Sale la domanda di assistenza psicologica
Nello stesso tempo sono aumentati i bisogni di assistenza sanitaria mentale ma sono diminuiti i servizi in molti paesi, perché si è concentrati su altro: c’è, insomma, una domanda non soddisfatta. “Dal lato positivo, la pandemia ha fatto luce sui problemi legati alla salute mentale come mai prima. L’aumentata consapevolezza pubblica fa ben sperare per il futuro della ricerca e in migliori servizi di cui si sente urgentemente bisogno”, immagina il rapporto.
Le relazioni
La percezione di mancanza di relazioni e contatto ha evidentemente diminuito la felicità, così come il senso di solitudine è cresciuto e il supporto sociale ridotto, si legge poi in un altro capitolo. Ci sono alcune caratteristiche che hanno aiutato le persone a superare questo momento di isolamento: gratitudine, grinta, relazioni precedenti, volontariato, esercizio fisico, avere un animale domestico. Anche le attività giornaliere, cioè la routine, hanno avuto un ruolo fondamentale. Allo stesso modo, molti sono i fattori negativi che hanno indebolito il senso di protezione delle persone: precedenti problemi di salute mentale, senso di incertezza, mancanza di connessioni digitali adeguate. Chiaramente, la connessione digitale è fondamentale e molte persone sono state aiutate da programmi digitali di salute mentale.
Lavoro e disoccupazione
Capitolo lavoro e disoccupazione. Si stima che la crescita economica globale si sia ridotta del 5% nel 2020, rappresentando così la più grande crisi economica di tutta una generazione. In molti Paesi le opportunità di lavoro a fine 2020 sono rimaste al 20% sotto la normale soglia e le percentuali dell’inattività del mercato del lavoro sono cresciute almeno quanto la disoccupazione. I paesi con una situazione del mercato del lavoro già precaria ne hanno risentito in maniera decisiva. I giovani, i lavoratori con una paga bassa e quelli con poche abilità hanno avuto più probabilità di perdere ore lavorative o perdere il lavoro.

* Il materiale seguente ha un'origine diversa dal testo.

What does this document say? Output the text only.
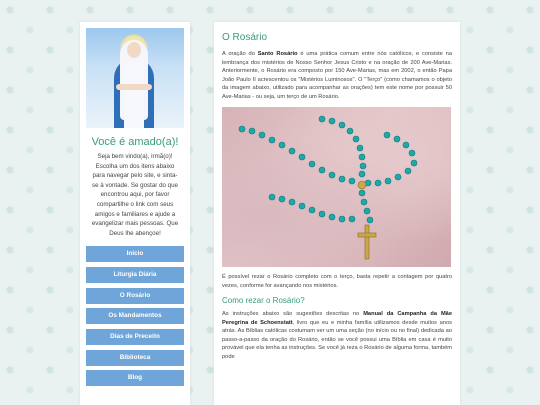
Você é amado(a)!
Seja bem vindo(a), irmã(o)! Escolha um dos itens abaixo para navegar pelo site, e sinta-se à vontade. Se gostar do que encontrou aqui, por favor compartilhe o link com seus amigos e familiares e ajude a evangelizar mais pessoas. Que Deus lhe abençoe!
Início
Liturgia Diária
O Rosário
Os Mandamentos
Dias de Preceito
Biblioteca
Blog
O Rosário

A oração do Santo Rosário é uma prática comum entre nós católicos, e consiste na lembrança dos mistérios de Nosso Senhor Jesus Cristo e na oração de 200 Ave-Marias. Anteriormente, o Rosário era composto por 150 Ave-Marias, mas em 2002, o então Papa João Paulo II acrescentou os "Mistérios Luminosos". O "Terço" (como chamamos o objeto da imagem abaixo, utilizado para acompanhar as orações) tem este nome por possuir 50 Ave-Marias - ou seja, um terço de um Rosário.

É possível rezar o Rosário completo com o terço, basta repetir a contagem por quatro vezes, conforme for avançando nos mistérios.

Como rezar o Rosário?

As instruções abaixo são sugestões descritas no Manual da Campanha da Mãe Peregrina de Schoenstatt, livro que eu e minha família utilizamos desde muitos anos atrás. As Bíblias católicas costumam ver um uma seção (no início ou no final) dedicada ao passo-a-passo da oração do Rosário, então se você possui uma Bíblia em casa é muito provável que ela tenha as instruções. Se você já reza o Rosário de alguma forma, também pode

Essere senza lavoro ha ovviamente avuto un impatto negativo sul benessere. La disoccupazione è associata al 12% della diminuzione della soddisfazione di vita e al 9% dell’aumento di influenza negativa. I Paesi che hanno introdotto sostanziali politiche di protezione al mercato del lavoro per i lavoratori hanno visto in linea generale un declino meno significativo del benessere.

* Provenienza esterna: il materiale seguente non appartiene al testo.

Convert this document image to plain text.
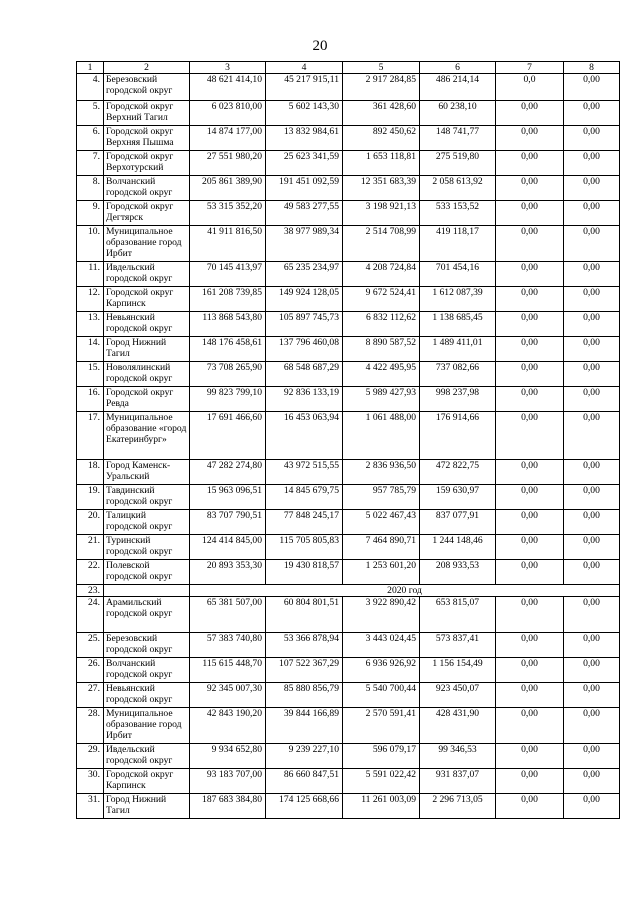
20
1	2	3	4	5	6	7	8
4.	Березовский городской округ	48 621 414,10	45 217 915,11	2 917 284,85	486 214,14	0,0	0,00
5.	Городской округ Верхний Тагил	6 023 810,00	5 602 143,30	361 428,60	60 238,10	0,00	0,00
6.	Городской округ Верхняя Пышма	14 874 177,00	13 832 984,61	892 450,62	148 741,77	0,00	0,00
7.	Городской округ Верхотурский	27 551 980,20	25 623 341,59	1 653 118,81	275 519,80	0,00	0,00
8.	Волчанский городской округ	205 861 389,90	191 451 092,59	12 351 683,39	2 058 613,92	0,00	0,00
9.	Городской округ Дегтярск	53 315 352,20	49 583 277,55	3 198 921,13	533 153,52	0,00	0,00
10.	Муниципальное образование город Ирбит	41 911 816,50	38 977 989,34	2 514 708,99	419 118,17	0,00	0,00
11.	Ивдельский городской округ	70 145 413,97	65 235 234,97	4 208 724,84	701 454,16	0,00	0,00
12.	Городской округ Карпинск	161 208 739,85	149 924 128,05	9 672 524,41	1 612 087,39	0,00	0,00
13.	Невьянский городской округ	113 868 543,80	105 897 745,73	6 832 112,62	1 138 685,45	0,00	0,00
14.	Город Нижний Тагил	148 176 458,61	137 796 460,08	8 890 587,52	1 489 411,01	0,00	0,00
15.	Новолялинский городской округ	73 708 265,90	68 548 687,29	4 422 495,95	737 082,66	0,00	0,00
16.	Городской округ Ревда	99 823 799,10	92 836 133,19	5 989 427,93	998 237,98	0,00	0,00
17.	Муниципальное образование «город Екатеринбург»	17 691 466,60	16 453 063,94	1 061 488,00	176 914,66	0,00	0,00
18.	Город Каменск-Уральский	47 282 274,80	43 972 515,55	2 836 936,50	472 822,75	0,00	0,00
19.	Тавдинский городской округ	15 963 096,51	14 845 679,75	957 785,79	159 630,97	0,00	0,00
20.	Талицкий городской округ	83 707 790,51	77 848 245,17	5 022 467,43	837 077,91	0,00	0,00
21.	Туринский городской округ	124 414 845,00	115 705 805,83	7 464 890,71	1 244 148,46	0,00	0,00
22.	Полевской городской округ	20 893 353,30	19 430 818,57	1 253 601,20	208 933,53	0,00	0,00
23.		2020 год					
24.	Арамильский городской округ	65 381 507,00	60 804 801,51	3 922 890,42	653 815,07	0,00	0,00
25.	Березовский городской округ	57 383 740,80	53 366 878,94	3 443 024,45	573 837,41	0,00	0,00
26.	Волчанский городской округ	115 615 448,70	107 522 367,29	6 936 926,92	1 156 154,49	0,00	0,00
27.	Невьянский городской округ	92 345 007,30	85 880 856,79	5 540 700,44	923 450,07	0,00	0,00
28.	Муниципальное образование город Ирбит	42 843 190,20	39 844 166,89	2 570 591,41	428 431,90	0,00	0,00
29.	Ивдельский городской округ	9 934 652,80	9 239 227,10	596 079,17	99 346,53	0,00	0,00
30.	Городской округ Карпинск	93 183 707,00	86 660 847,51	5 591 022,42	931 837,07	0,00	0,00
31.	Город Нижний Тагил	187 683 384,80	174 125 668,66	11 261 003,09	2 296 713,05	0,00	0,00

Il supporto del management e una flessibilità lavorativa sono stati driver ancora più importanti durante la pandemia. Tuttavia, l’importanza di altri driver (fiducia, supporto, inclusività, appartenenza) non è cambiata, suggerendo quindi che i motivi che rendono il posto di lavoro motivo di benessere normalmente, sono determinanti anche in tempi duri come il 2020.

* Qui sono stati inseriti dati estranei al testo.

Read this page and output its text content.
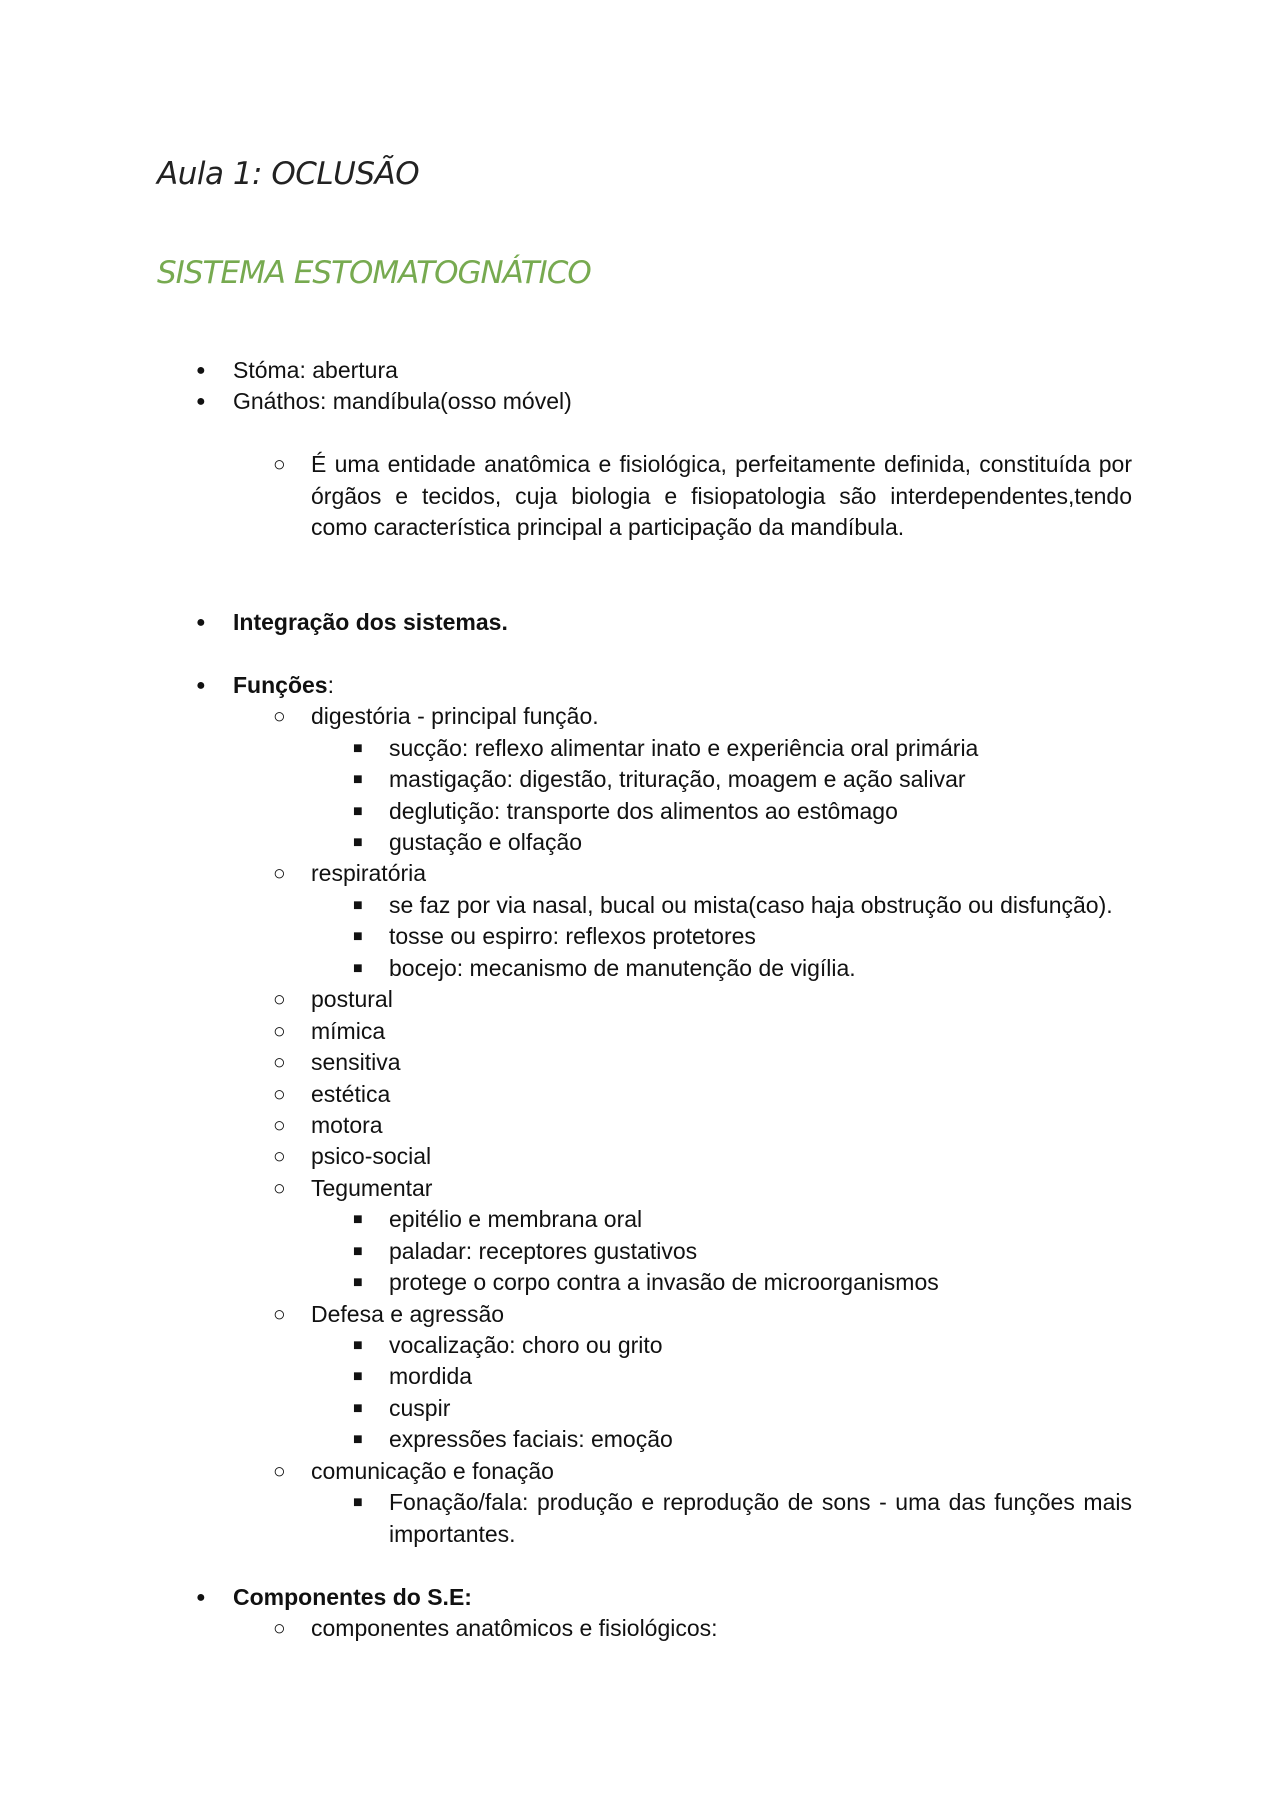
Aula 1: OCLUSÃO
SISTEMA ESTOMATOGNÁTICO
● Stóma: abertura
● Gnáthos: mandíbula(osso móvel)
○ É uma entidade anatômica e fisiológica, perfeitamente definida, constituída por órgãos e tecidos, cuja biologia e fisiopatologia são interdependentes,tendo como característica principal a participação da mandíbula.
● Integração dos sistemas.
● Funções:
○ digestória - principal função.
■ sucção: reflexo alimentar inato e experiência oral primária
■ mastigação: digestão, trituração, moagem e ação salivar
■ deglutição: transporte dos alimentos ao estômago
■ gustação e olfação
○ respiratória
■ se faz por via nasal, bucal ou mista(caso haja obstrução ou disfunção).
■ tosse ou espirro: reflexos protetores
■ bocejo: mecanismo de manutenção de vigília.
○ postural
○ mímica
○ sensitiva
○ estética
○ motora
○ psico-social
○ Tegumentar
■ epitélio e membrana oral
■ paladar: receptores gustativos
■ protege o corpo contra a invasão de microorganismos
○ Defesa e agressão
■ vocalização: choro ou grito
■ mordida
■ cuspir
■ expressões faciais: emoção
○ comunicação e fonação
■ Fonação/fala: produção e reprodução de sons - uma das funções mais importantes.
● Componentes do S.E:
○ componentes anatômicos e fisiológicos:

Impatti destinati a durare
“Gli impatti della pandemia sul mondo del lavoro sono destinati a durare – conclude il report – i dati delle passate recessioni e le prime ricerche sulla pandemia da Covid-19 suggeriscono che i giovani che diventano maggiorenni nelle peggiori condizioni macroeconomiche del paese sono più propensi ad appoggiarsi finanziariamente agli adulti. Si stima che il passaggio al lavoro da remoto sia destinato a durare a lungo anche dopo che la crisi sarà passata. Questo comporterà un mondo di futuri lavoratori con più flessibilità e autonomia sulle loro vite lavorative, ma anche il rischio di indebolire il capitale sociale al lavoro”.